I confess it still slightly confuses me that it even thinks to recreate a file that was installed via the package -- because my configuration does have /boot/amd-uc.img as a packaged file and my AMD laptop needs it. Still, using savedconfig and stripping the amd ucode files from /lib/firmware should now mean that this runs like:
The point of the change is twofold:
- /boot/amd-ucode.img is only useful for GRUB. Users of systemd-boot or (UKI) efistub booting should also get microcode updates, we can only determine which booting method we are using in installkernel.
- Whether we want an amd-ucode.img depends on whether we are using an initrd_generator that bundles the microcode (dracut) or not (ugrd), we can only determine this via installkernel.
Note also that the ebuild will NOT install a microcode image if the dist-kernel flag is enabled, because users of dist-kernels are forced to use /sbin/installkernel while users of custom kernels may or may not choose to do so (so we keep the ebuild code as "backwards compatibility" for users that do not use installkernel).
Do you have enabled the use-flag "dracut" for the package "installkernel" ?
AFAIK installkernel emerged without any of its used use-flag will behave like we expect a "make install" for a "naked" kernel (I mean without initramfs; and Intel microcode inside the kernel image)
Not necessarily true, other packages can and do install hooks.
As far as I'm concerned, I'm using
Code:
sys-kernel/linux-firmware -initramfs
in package.use to get rid of /boot/amd-ucode.img.
Indeed, this is the correct solution. The initramfs flag controls whether a microcode initramfs is built (irrespective of if the ebuild is installing it or /sbin/installkernel)
I'm just curious why "installkernel" is so sloppy. I have fixed it myself, on my own machine. But I wonder if something should be done to improve "installkernel".
It's not sloppy, it is intentional. Users should be able to create a /boot partition, ESP or UKI that can boot on both Intel and AMD machines.
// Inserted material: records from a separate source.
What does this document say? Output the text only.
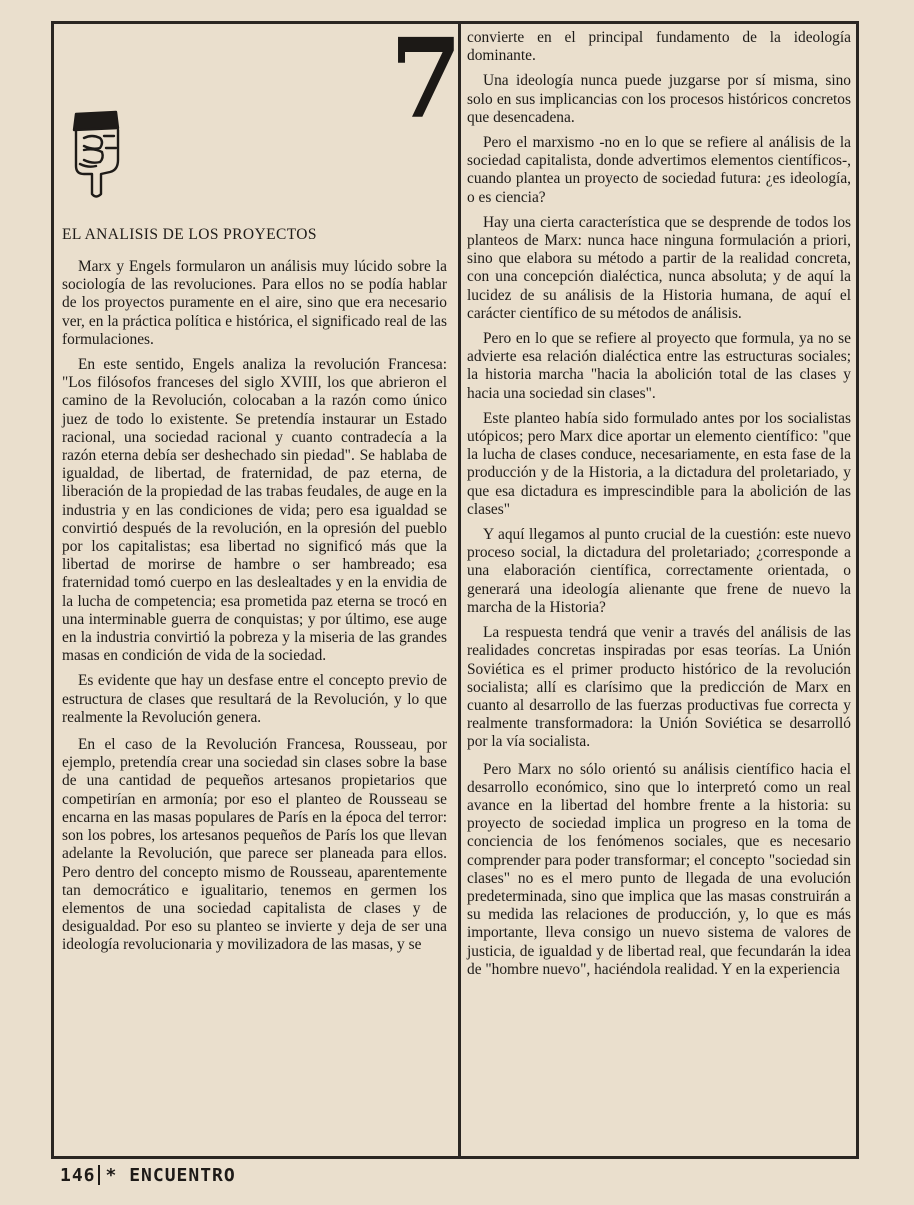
7
EL ANALISIS DE LOS PROYECTOS

Marx y Engels formularon un análisis muy lúcido sobre la sociología de las revoluciones. Para ellos no se podía hablar de los proyectos puramente en el aire, sino que era necesario ver, en la práctica política e histórica, el significado real de las formulaciones.

En este sentido, Engels analiza la revolución Francesa: "Los filósofos franceses del siglo XVIII, los que abrieron el camino de la Revolución, colocaban a la razón como único juez de todo lo existente. Se pretendía instaurar un Estado racional, una sociedad racional y cuanto contradecía a la razón eterna debía ser deshechado sin piedad". Se hablaba de igualdad, de libertad, de fraternidad, de paz eterna, de liberación de la propiedad de las trabas feudales, de auge en la industria y en las condiciones de vida; pero esa igualdad se convirtió después de la revolución, en la opresión del pueblo por los capitalistas; esa libertad no significó más que la libertad de morirse de hambre o ser hambreado; esa fraternidad tomó cuerpo en las deslealtades y en la envidia de la lucha de competencia; esa prometida paz eterna se trocó en una interminable guerra de conquistas; y por último, ese auge en la industria convirtió la pobreza y la miseria de las grandes masas en condición de vida de la sociedad.

Es evidente que hay un desfase entre el concepto previo de estructura de clases que resultará de la Revolución, y lo que realmente la Revolución genera.

En el caso de la Revolución Francesa, Rousseau, por ejemplo, pretendía crear una sociedad sin clases sobre la base de una cantidad de pequeños artesanos propietarios que competirían en armonía; por eso el planteo de Rousseau se encarna en las masas populares de París en la época del terror: son los pobres, los artesanos pequeños de París los que llevan adelante la Revolución, que parece ser planeada para ellos. Pero dentro del concepto mismo de Rousseau, aparentemente tan democrático e igualitario, tenemos en germen los elementos de una sociedad capitalista de clases y de desigualdad. Por eso su planteo se invierte y deja de ser una ideología revolucionaria y movilizadora de las masas, y se

convierte en el principal fundamento de la ideología dominante.

Una ideología nunca puede juzgarse por sí misma, sino solo en sus implicancias con los procesos históricos concretos que desencadena.

Pero el marxismo -no en lo que se refiere al análisis de la sociedad capitalista, donde advertimos elementos científicos-, cuando plantea un proyecto de sociedad futura: ¿es ideología, o es ciencia?

Hay una cierta característica que se desprende de todos los planteos de Marx: nunca hace ninguna formulación a priori, sino que elabora su método a partir de la realidad concreta, con una concepción dialéctica, nunca absoluta; y de aquí la lucidez de su análisis de la Historia humana, de aquí el carácter científico de su métodos de análisis.

Pero en lo que se refiere al proyecto que formula, ya no se advierte esa relación dialéctica entre las estructuras sociales; la historia marcha "hacia la abolición total de las clases y hacia una sociedad sin clases".

Este planteo había sido formulado antes por los socialistas utópicos; pero Marx dice aportar un elemento científico: "que la lucha de clases conduce, necesariamente, en esta fase de la producción y de la Historia, a la dictadura del proletariado, y que esa dictadura es imprescindible para la abolición de las clases"

Y aquí llegamos al punto crucial de la cuestión: este nuevo proceso social, la dictadura del proletariado; ¿corresponde a una elaboración científica, correctamente orientada, o generará una ideología alienante que frene de nuevo la marcha de la Historia?

La respuesta tendrá que venir a través del análisis de las realidades concretas inspiradas por esas teorías. La Unión Soviética es el primer producto histórico de la revolución socialista; allí es clarísimo que la predicción de Marx en cuanto al desarrollo de las fuerzas productivas fue correcta y realmente transformadora: la Unión Soviética se desarrolló por la vía socialista.

Pero Marx no sólo orientó su análisis científico hacia el desarrollo económico, sino que lo interpretó como un real avance en la libertad del hombre frente a la historia: su proyecto de sociedad implica un progreso en la toma de conciencia de los fenómenos sociales, que es necesario comprender para poder transformar; el concepto "sociedad sin clases" no es el mero punto de llegada de una evolución predeterminada, sino que implica que las masas construirán a su medida las relaciones de producción, y, lo que es más importante, lleva consigo un nuevo sistema de valores de justicia, de igualdad y de libertad real, que fecundarán la idea de "hombre nuevo", haciéndola realidad. Y en la experiencia

146 * ENCUENTRO
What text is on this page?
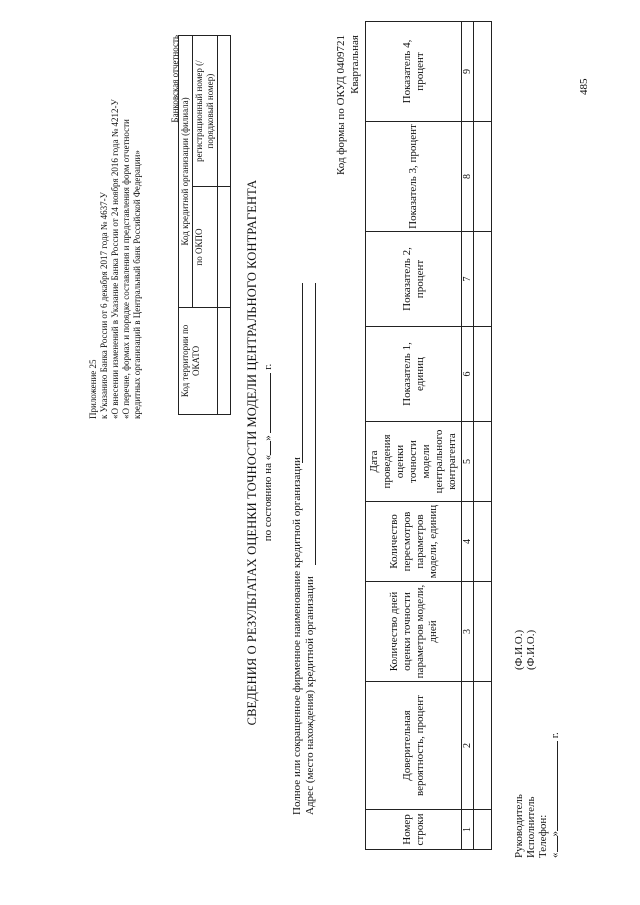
Приложение 25 к Указанию Банка России от 6 декабря 2017 года № 4637-У «О внесении изменений в Указание Банка России от 24 ноября 2016 года № 4212-У «О перечне, формах и порядке составления и представления форм отчетности кредитных организаций в Центральный банк Российской Федерации»
Банковская отчетность
Код территории по ОКАТО	Код кредитной организации (филиала)	
	по ОКПО	регистрационный номер (/порядковый номер)

СВЕДЕНИЯ О РЕЗУЛЬТАТАХ ОЦЕНКИ ТОЧНОСТИ МОДЕЛИ ЦЕНТРАЛЬНОГО КОНТРАГЕНТА по состоянию на «»  г.
Полное или сокращенное фирменное наименование кредитной организации Адрес (место нахождения) кредитной организации
Код формы по ОКУД 0409721 Квартальная
Номер строки	Доверительная вероятность, процент	Количество дней оценки точности параметров модели, дней	Количество пересмотров параметров модели, единиц	Дата проведения оценки точности модели центрального контрагента	Показатель 1, единиц	Показатель 2, процент	Показатель 3, процент	Показатель 4, процент
1	2	3	4	5	6	7	8	9

Руководитель Исполнитель Телефон: «» г.
(Ф.И.О.) (Ф.И.О.)
485
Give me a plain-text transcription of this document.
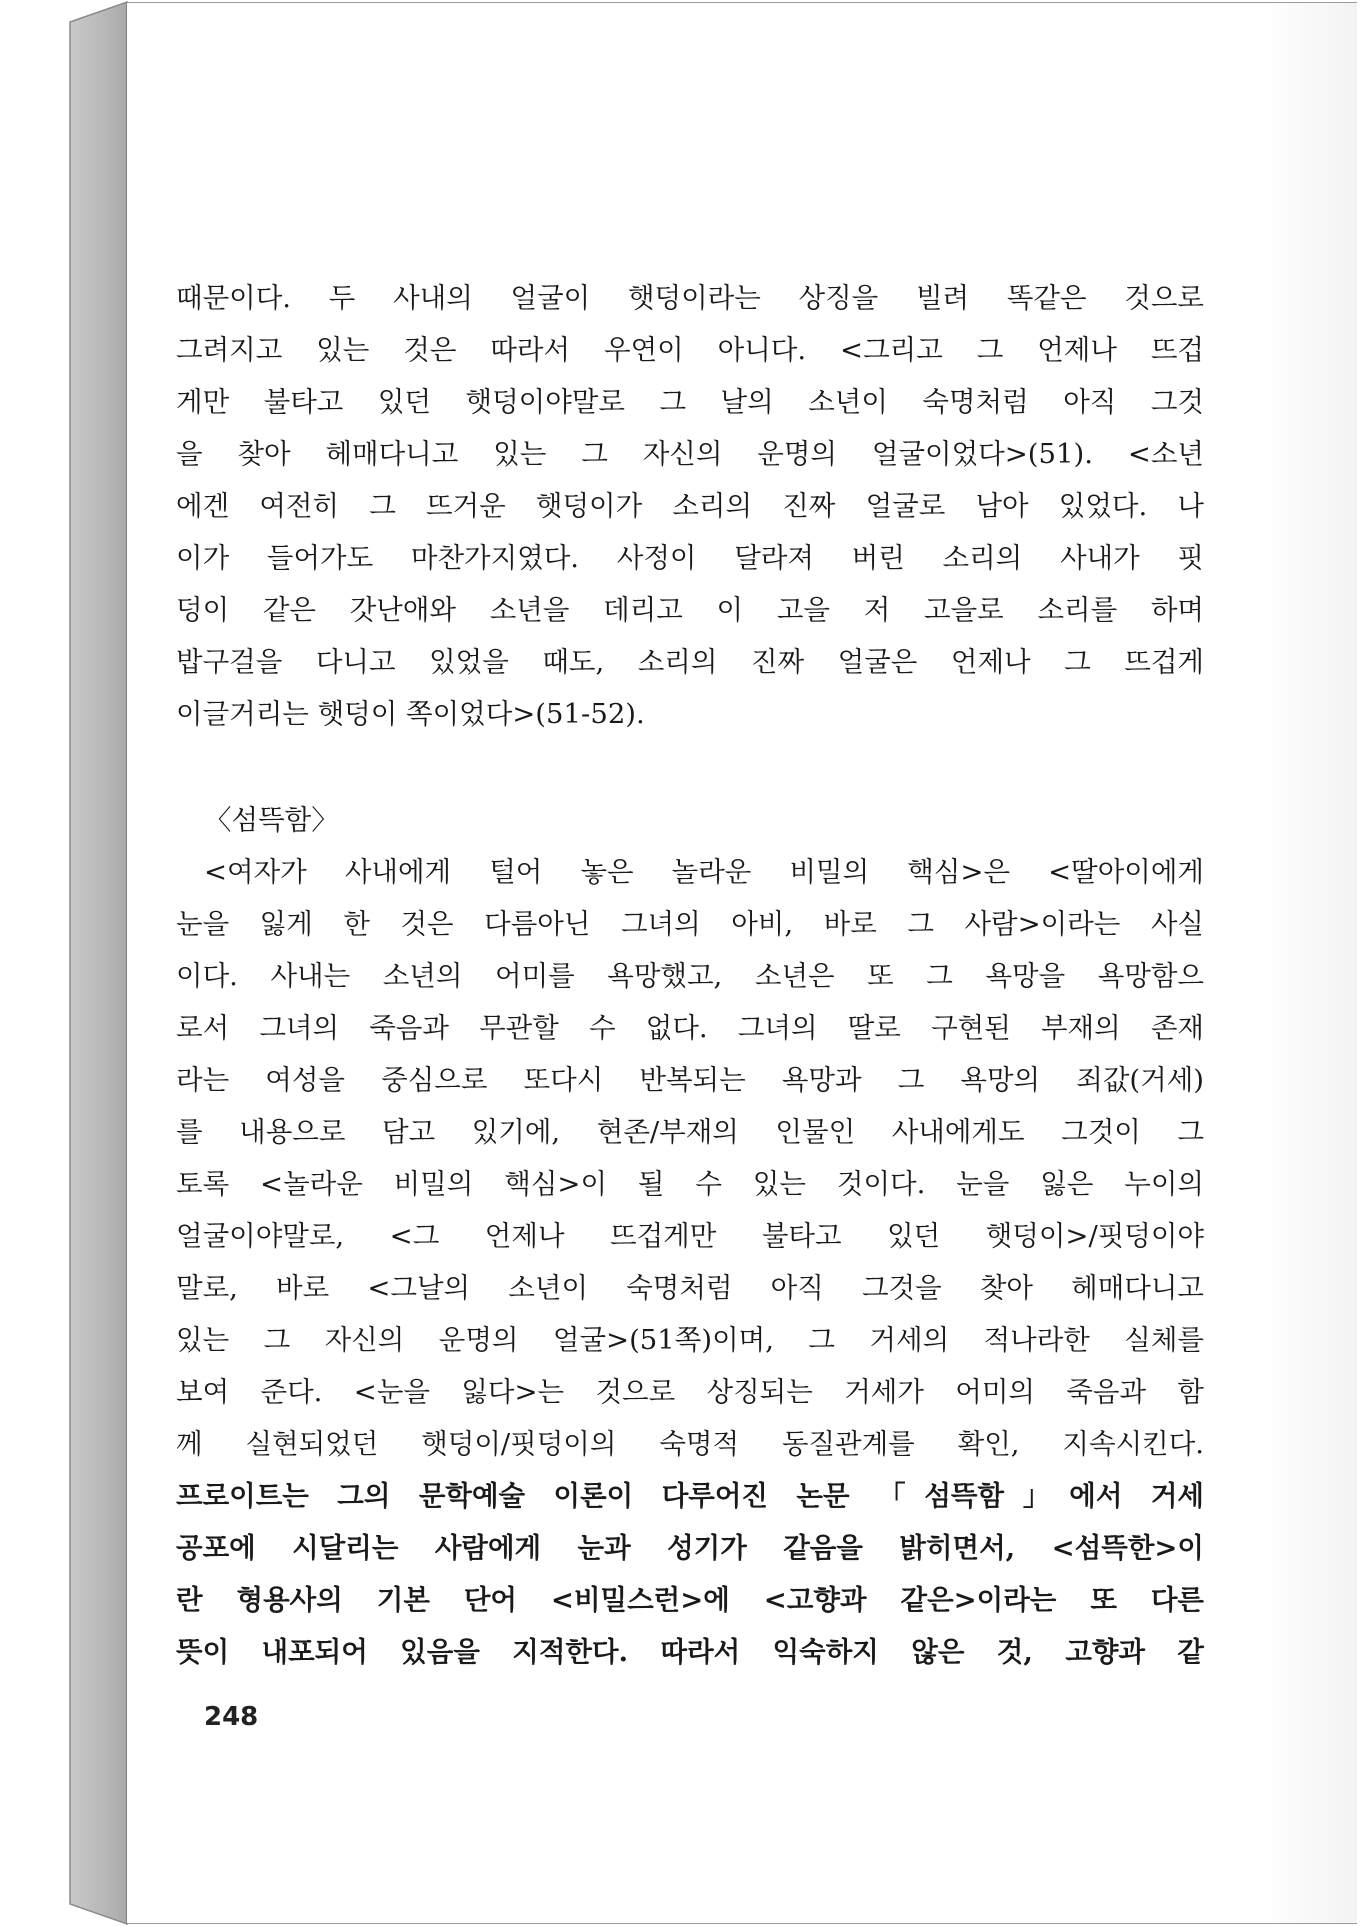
때문이다. 두 사내의 얼굴이 햇덩이라는 상징을 빌려 똑같은 것으로
그려지고 있는 것은 따라서 우연이 아니다. <그리고 그 언제나 뜨겁
게만 불타고 있던 햇덩이야말로 그 날의 소년이 숙명처럼 아직 그것
을 찾아 헤매다니고 있는 그 자신의 운명의 얼굴이었다>(51). <소년
에겐 여전히 그 뜨거운 햇덩이가 소리의 진짜 얼굴로 남아 있었다. 나
이가 들어가도 마찬가지였다. 사정이 달라져 버린 소리의 사내가 핏
덩이 같은 갓난애와 소년을 데리고 이 고을 저 고을로 소리를 하며
밥구걸을 다니고 있었을 때도, 소리의 진짜 얼굴은 언제나 그 뜨겁게
이글거리는 햇덩이 쪽이었다>(51-52).
〈섬뜩함〉
<여자가 사내에게 털어 놓은 놀라운 비밀의 핵심>은 <딸아이에게
눈을 잃게 한 것은 다름아닌 그녀의 아비, 바로 그 사람>이라는 사실
이다. 사내는 소년의 어미를 욕망했고, 소년은 또 그 욕망을 욕망함으
로서 그녀의 죽음과 무관할 수 없다. 그녀의 딸로 구현된 부재의 존재
라는 여성을 중심으로 또다시 반복되는 욕망과 그 욕망의 죄값(거세)
를 내용으로 담고 있기에, 현존/부재의 인물인 사내에게도 그것이 그
토록 <놀라운 비밀의 핵심>이 될 수 있는 것이다. 눈을 잃은 누이의
얼굴이야말로, <그 언제나 뜨겁게만 불타고 있던 햇덩이>/핏덩이야
말로, 바로 <그날의 소년이 숙명처럼 아직 그것을 찾아 헤매다니고
있는 그 자신의 운명의 얼굴>(51쪽)이며, 그 거세의 적나라한 실체를
보여 준다. <눈을 잃다>는 것으로 상징되는 거세가 어미의 죽음과 함
께 실현되었던 햇덩이/핏덩이의 숙명적 동질관계를 확인, 지속시킨다.
프로이트는 그의 문학예술 이론이 다루어진 논문 「섬뜩함」에서 거세
공포에 시달리는 사람에게 눈과 성기가 같음을 밝히면서, <섬뜩한>이
란 형용사의 기본 단어 <비밀스런>에 <고향과 같은>이라는 또 다른
뜻이 내포되어 있음을 지적한다. 따라서 익숙하지 않은 것, 고향과 같
248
Configuration is done via sys-kernel/linux-firmware[+/-initramfs] and sys-microcode/intel-microcode[+/-initramfs] the default is enabled since not having the microcode when you do need it is a security risk, while the other way around (having the microcode double, built-in, via /boot, or built into an UKI) is harmless. So we intentionally do not check the CPU vendor at runtime.